In November, world leaders will meet in Glasgow for the 26th UN Climate Change Conference (COP26). Their mission is to reach a consensus on how to increase climate ambition and accelerate the global energy transition in the 2020s. This means setting in place changes in technologies and infrastructure to secure significant emissions reductions before 2030 and enable further emissions cuts in the following decades. The global steel sector will play a vital role in this transformation.
The 2020s will be a crucial decade for the transformation of the global steel sector. Two key facts underline this. More than 70% of existing coal-fired blast furnaces – comprising 2.4 million jobs and around 2.2 Gt of carbon emissions – will reach the end of their lifetimes by 2030. At the same time, emerging economies are currently building new coal-based steelmaking capacity to meet rapidly rising steel demand.
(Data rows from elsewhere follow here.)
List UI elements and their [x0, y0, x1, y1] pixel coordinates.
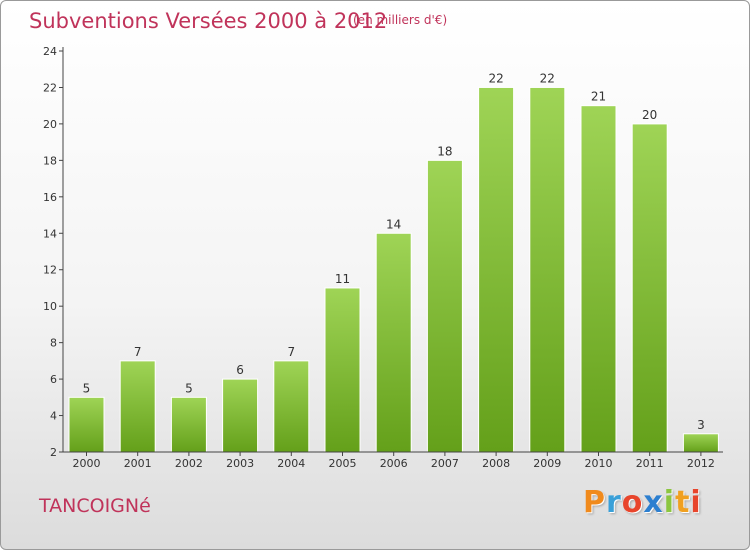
x-tick-label-2006: 2006 — [380, 457, 408, 470]
logo-letter: x — [643, 485, 664, 520]
y-tick-label-8: 8 — [50, 337, 57, 350]
axes-group: 2000 2001 2002 2003 2004 2005 2006 2007 2008 2009… — [43, 45, 723, 470]
x-tick-label-2005: 2005 — [329, 457, 357, 470]
logo-letter: i — [690, 485, 702, 520]
data-label-2001: 7 — [134, 345, 142, 359]
y-tick-label-14: 14 — [43, 227, 57, 240]
data-label-2000: 5 — [83, 381, 91, 395]
bar-2004 — [273, 360, 310, 453]
y-tick-label-16: 16 — [43, 191, 57, 204]
x-tick-label-2012: 2012 — [687, 457, 715, 470]
bar-2003 — [222, 378, 259, 453]
logo-letter: r — [606, 485, 622, 520]
data-label-2006: 14 — [386, 217, 401, 231]
chart-title: Subventions Versées 2000 à 2012 — [29, 9, 388, 33]
x-tick-label-2011: 2011 — [636, 457, 664, 470]
logo-letter: P — [583, 485, 606, 520]
bar-2000 — [68, 396, 105, 453]
bar-2011 — [631, 123, 668, 453]
logo-letter: i — [663, 485, 676, 520]
bar-2007 — [426, 159, 463, 453]
y-tick-label-12: 12 — [43, 264, 57, 277]
x-tick-label-2008: 2008 — [482, 457, 510, 470]
y-tick-label-4: 4 — [50, 410, 57, 423]
data-label-2010: 21 — [591, 90, 606, 104]
y-tick-label-20: 20 — [43, 118, 57, 131]
x-tick-label-2007: 2007 — [431, 457, 459, 470]
bar-2010 — [580, 105, 617, 453]
data-label-2008: 22 — [488, 71, 503, 85]
logo-letter: t — [675, 485, 691, 520]
bars-group: 5 7 5 6 7 11 14 18 22 22 21 20 3 — [68, 71, 719, 453]
data-label-2009: 22 — [540, 71, 555, 85]
x-tick-label-2003: 2003 — [226, 457, 254, 470]
bar-2002 — [170, 396, 207, 453]
x-tick-label-2001: 2001 — [124, 457, 152, 470]
data-label-2007: 18 — [437, 144, 452, 158]
logo-letter: o — [621, 485, 644, 520]
x-tick-label-2002: 2002 — [175, 457, 203, 470]
bar-2008 — [478, 86, 515, 453]
bar-2005 — [324, 287, 361, 453]
x-tick-label-2000: 2000 — [73, 457, 101, 470]
data-label-2011: 20 — [642, 108, 657, 122]
place-name: TANCOIGNé — [39, 495, 151, 517]
y-tick-label-24: 24 — [43, 45, 57, 58]
bar-2001 — [119, 360, 156, 453]
data-label-2003: 6 — [236, 363, 244, 377]
x-tick-label-2010: 2010 — [585, 457, 613, 470]
y-tick-label-22: 22 — [43, 81, 57, 94]
x-tick-label-2004: 2004 — [277, 457, 305, 470]
data-label-2002: 5 — [185, 381, 193, 395]
y-tick-label-10: 10 — [43, 300, 57, 313]
y-tick-label-6: 6 — [50, 373, 57, 386]
data-label-2005: 11 — [335, 272, 350, 286]
y-tick-label-18: 18 — [43, 154, 57, 167]
data-label-2004: 7 — [287, 345, 295, 359]
proxiti-logo[interactable]: Proxiti — [583, 485, 702, 520]
y-tick-label-2: 2 — [50, 446, 57, 459]
bar-2012 — [682, 433, 719, 453]
chart-subtitle: (en milliers d'€) — [353, 13, 448, 27]
data-label-2012: 3 — [697, 418, 705, 432]
bar-2009 — [529, 86, 566, 453]
x-tick-label-2009: 2009 — [533, 457, 561, 470]
bar-2006 — [375, 232, 412, 453]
If all these (re)investment decisions continue to rely on coal-based steelmaking technologies, the outcome will be long-term carbon lock-in. And “bailing out” coal-based assets by retroactively equipping them with CCS after 2030 is a highly risky bet.
Instead, the global steel sector must use the 2020s to invest massively in low-carbon steelmaking technologies such as direct reduced iron and electric arc furnaces. This paper examines the challenges of and options for steelmaking asset transformation in a variety of countries. It is the first in a series of Agora Industry publications on the global steel transformation.